Artificial intelligence-enabled reconstruction of the right ventricular pressure curve using the peak pressure value: a proof-of-concept study.

Abstract

Aims: Conventional echocardiographic parameters of right ventricular (RV) function are afterload-dependent. Therefore, incorporating RV pressures may enable the formulation of new parameters that reflect intrinsic RV function accurately. Accordingly, we sought to develop an artificial intelligence-based method to reconstruct the RV pressure curve based on the peak RV pressure.

Methods and results: We invasively acquired RV pressure in 29 heart failure patients before and after implanting a left ventricular (LV) assist device. Using these tracings, we trained various machine learning models to reconstruct the RV pressure curve of the entire cardiac cycle based on the peak value of the curve. The best-performing model was compared with two other methods that estimated RV pressures based on a reference LV and RV pressure curve, respectively. Seventeen consecutive patients from another centre who underwent right heart catheterization and simultaneous echocardiography served as an external validation cohort. Among the evaluated algorithms, multilayer perceptron (MLP) achieved the best performance with an R ² of 0.887 (0.834-0.941).
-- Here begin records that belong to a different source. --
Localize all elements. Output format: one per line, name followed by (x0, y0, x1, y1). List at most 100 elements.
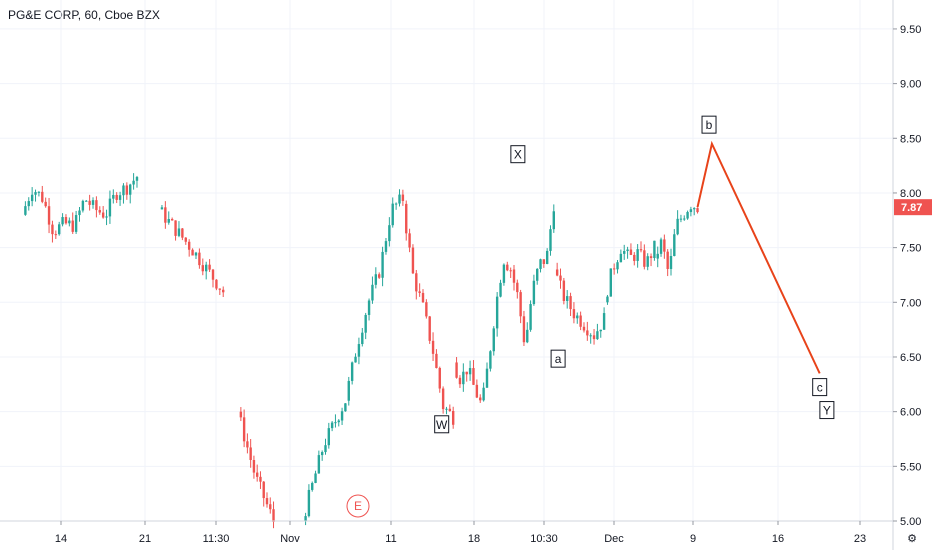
candle-body-111 (462, 371, 465, 385)
candle-body-178 (686, 212, 689, 219)
settings-gear-icon[interactable]: ⚙ (907, 533, 917, 545)
projection-line (696, 140, 821, 374)
candle-body-166 (646, 256, 649, 267)
candle-body-78 (350, 362, 354, 381)
candle-body-51 (218, 288, 222, 290)
candle-body-113 (468, 368, 472, 375)
candle-body-139 (555, 269, 559, 276)
candle-body-66 (311, 482, 314, 490)
candle-body-172 (666, 251, 669, 269)
wave-box-a (550, 349, 566, 368)
candle-body-82 (364, 314, 367, 333)
candle-body-77 (347, 380, 350, 401)
candle-body-87 (381, 251, 384, 278)
candle-body-161 (629, 249, 633, 255)
candle-body-162 (633, 254, 636, 261)
candle-body-54 (242, 417, 246, 442)
candle-body-42 (187, 241, 191, 250)
candle-body-4 (37, 191, 41, 193)
candle-body-121 (495, 296, 499, 329)
candle-body-67 (314, 473, 317, 483)
candle-body-47 (204, 264, 208, 272)
candle-body-70 (324, 445, 327, 453)
candle-body-168 (653, 240, 656, 259)
event-badge-label: E (354, 499, 362, 513)
candle-body-116 (479, 397, 482, 401)
candle-body-134 (539, 259, 542, 269)
candle-body-28 (118, 195, 122, 200)
candle-body-36 (167, 218, 170, 223)
candle-body-132 (532, 280, 536, 305)
candle-body-84 (371, 284, 374, 301)
candle-body-118 (485, 368, 489, 388)
candle-body-1 (27, 201, 30, 207)
candle-body-5 (41, 191, 44, 202)
candle-body-35 (164, 207, 167, 223)
candle-body-83 (367, 300, 371, 315)
candle-body-18 (85, 200, 88, 202)
candle-body-160 (626, 249, 629, 252)
candle-body-100 (425, 302, 428, 317)
candle-body-173 (669, 255, 673, 269)
candle-body-20 (91, 200, 95, 205)
candle-body-123 (502, 264, 506, 283)
candle-body-115 (475, 384, 479, 398)
candle-body-0 (24, 206, 27, 215)
candle-body-130 (526, 329, 529, 343)
candle-body-133 (536, 268, 539, 281)
candle-body-103 (435, 353, 438, 368)
candle-body-46 (201, 265, 204, 272)
candle-body-53 (239, 411, 243, 418)
y-tick-label-6: 8.00 (900, 188, 921, 200)
wave-label-X: X (514, 148, 522, 162)
candle-body-114 (472, 368, 475, 385)
candle-body-156 (612, 268, 616, 270)
candle-body-58 (255, 472, 259, 477)
candle-body-146 (579, 315, 582, 327)
candle-body-169 (656, 253, 659, 259)
candle-body-107 (448, 408, 452, 412)
candle-body-40 (181, 228, 184, 238)
candle-body-64 (304, 516, 307, 521)
y-tick-label-5: 7.50 (900, 243, 921, 255)
candle-body-74 (337, 420, 340, 423)
candle-body-24 (105, 216, 108, 218)
candle-body-39 (177, 228, 181, 236)
candle-body-15 (74, 215, 78, 232)
candle-body-174 (673, 234, 676, 256)
candle-body-34 (160, 207, 164, 210)
wave-box-W (434, 415, 450, 434)
candle-body-149 (589, 335, 592, 337)
candle-body-17 (81, 200, 85, 211)
candle-body-167 (649, 256, 653, 259)
candle-body-170 (659, 239, 663, 254)
candle-body-72 (330, 422, 334, 429)
candle-body-94 (405, 203, 408, 234)
wave-label-b: b (706, 118, 713, 132)
candle-body-105 (441, 388, 445, 410)
candle-body-60 (262, 481, 265, 499)
candle-body-11 (61, 217, 64, 225)
candle-body-108 (451, 411, 455, 425)
candle-body-176 (679, 218, 683, 220)
candle-body-154 (606, 296, 609, 303)
candle-body-175 (676, 218, 679, 235)
candle-body-59 (259, 476, 262, 482)
candle-body-12 (64, 217, 68, 224)
wave-box-Y (819, 401, 835, 420)
candle-body-179 (689, 209, 693, 213)
candle-body-41 (184, 237, 187, 242)
candle-body-142 (566, 296, 569, 301)
x-tick-label-0: 14 (55, 533, 67, 545)
candle-body-88 (384, 241, 388, 252)
y-tick-label-1: 5.50 (900, 461, 921, 473)
candle-body-131 (529, 304, 532, 330)
last-price-tag (894, 199, 932, 216)
candle-body-128 (519, 292, 522, 317)
candle-body-23 (101, 212, 105, 218)
candle-body-129 (522, 316, 526, 343)
x-tick-label-2: 11:30 (203, 533, 230, 545)
candle-body-151 (596, 331, 599, 340)
x-tick-label-3: Nov (280, 533, 300, 545)
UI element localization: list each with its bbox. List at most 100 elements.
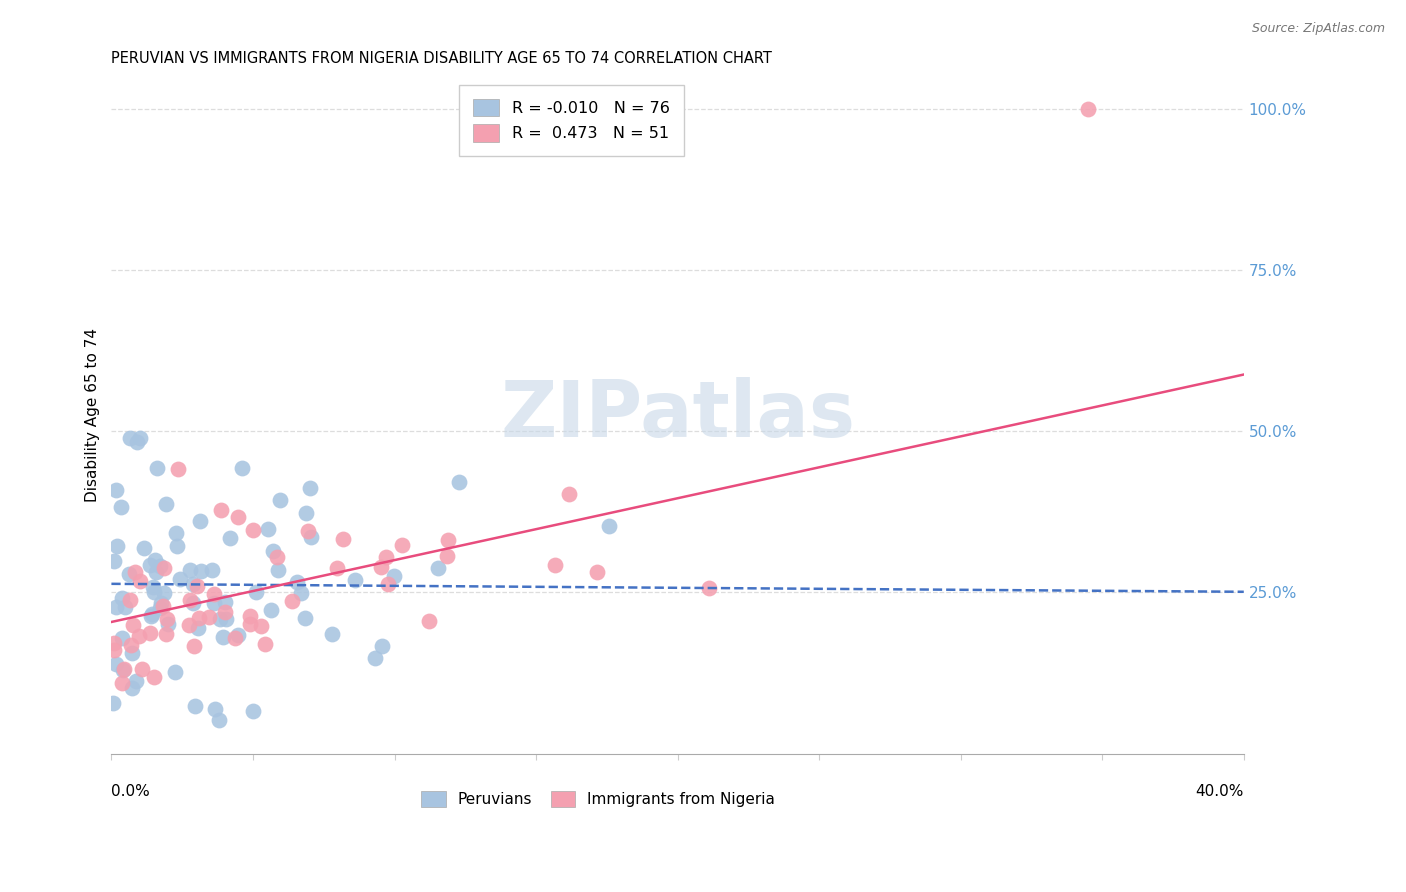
Point — [544, 558, 567, 573]
Point — [139, 625, 162, 640]
Text: ZIPatlas: ZIPatlas — [501, 377, 855, 453]
Point — [179, 593, 201, 607]
Point — [111, 631, 134, 645]
Point — [143, 670, 166, 684]
Text: 0.0%: 0.0% — [111, 784, 150, 799]
Point — [418, 615, 440, 629]
Point — [169, 572, 191, 586]
Point — [208, 713, 231, 727]
Point — [257, 522, 280, 536]
Point — [155, 626, 177, 640]
Point — [143, 585, 166, 599]
Point — [228, 628, 250, 642]
Point — [129, 431, 152, 445]
Point — [143, 553, 166, 567]
Point — [250, 618, 273, 632]
Point — [269, 493, 291, 508]
Point — [110, 500, 132, 514]
Point — [148, 559, 170, 574]
Point — [111, 663, 134, 677]
Point — [598, 519, 620, 533]
Point — [364, 651, 387, 665]
Point — [105, 483, 128, 498]
Point — [142, 580, 165, 594]
Point — [114, 600, 136, 615]
Point — [197, 610, 219, 624]
Point — [181, 576, 204, 591]
Point — [344, 574, 367, 588]
Point — [103, 636, 125, 650]
Point — [242, 523, 264, 537]
Point — [141, 609, 163, 624]
Point — [118, 567, 141, 582]
Point — [201, 563, 224, 577]
Point — [245, 585, 267, 599]
Point — [183, 640, 205, 654]
Point — [326, 561, 349, 575]
Point — [105, 539, 128, 553]
Point — [371, 639, 394, 653]
Point — [145, 566, 167, 580]
Point — [332, 532, 354, 546]
Point — [156, 612, 179, 626]
Point — [391, 538, 413, 552]
Point — [120, 638, 142, 652]
Point — [186, 579, 208, 593]
Point — [152, 599, 174, 614]
Point — [298, 481, 321, 495]
Point — [156, 617, 179, 632]
Point — [375, 550, 398, 565]
Point — [253, 637, 276, 651]
Point — [447, 475, 470, 490]
Text: 40.0%: 40.0% — [1195, 784, 1244, 799]
Point — [149, 601, 172, 615]
Point — [146, 460, 169, 475]
Point — [153, 586, 176, 600]
Point — [239, 616, 262, 631]
Point — [209, 503, 232, 517]
Point — [181, 596, 204, 610]
Point — [215, 611, 238, 625]
Point — [437, 533, 460, 548]
Point — [128, 629, 150, 643]
Point — [204, 702, 226, 716]
Point — [204, 596, 226, 610]
Point — [321, 627, 343, 641]
Point — [139, 558, 162, 572]
Point — [231, 460, 253, 475]
Point — [111, 676, 134, 690]
Y-axis label: Disability Age 65 to 74: Disability Age 65 to 74 — [86, 328, 100, 502]
Point — [377, 577, 399, 591]
Point — [294, 611, 316, 625]
Point — [111, 591, 134, 605]
Point — [295, 507, 318, 521]
Point — [212, 630, 235, 644]
Point — [124, 565, 146, 579]
Point — [242, 704, 264, 718]
Point — [150, 596, 173, 610]
Point — [557, 486, 579, 500]
Point — [125, 674, 148, 689]
Point — [128, 574, 150, 588]
Point — [266, 550, 288, 565]
Point — [214, 606, 236, 620]
Point — [290, 586, 312, 600]
Point — [155, 497, 177, 511]
Point — [118, 431, 141, 445]
Point — [122, 617, 145, 632]
Point — [297, 524, 319, 538]
Point — [285, 574, 308, 589]
Point — [224, 631, 246, 645]
Point — [179, 563, 201, 577]
Text: Source: ZipAtlas.com: Source: ZipAtlas.com — [1251, 22, 1385, 36]
Point — [118, 592, 141, 607]
Point — [112, 662, 135, 676]
Point — [239, 609, 262, 624]
Point — [209, 612, 232, 626]
Point — [125, 434, 148, 449]
Point — [184, 698, 207, 713]
Point — [104, 657, 127, 672]
Point — [187, 621, 209, 635]
Point — [131, 662, 153, 676]
Point — [121, 646, 143, 660]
The RV and LV reference curve-based methods achieved R ² values of 0.879 (0.815-0.943) and 0.636 (0.500-0.771), respectively. During external validation, MLP exhibited similarly good performance [R ² 0.911 (0.873-0.948)], which decreased only modestly if the echocardiography-derived peak RV pressure was used instead of the invasively measured peak RV pressure [R ² 0.802 (0.694-0.909)].

Conclusions: The proposed method enables the reconstruction of the RV pressure curve using only the peak value as input. Thus, it may serve as a fundamental component for developing new echocardiographic tools targeting the afterload-adjusted assessment of RV function.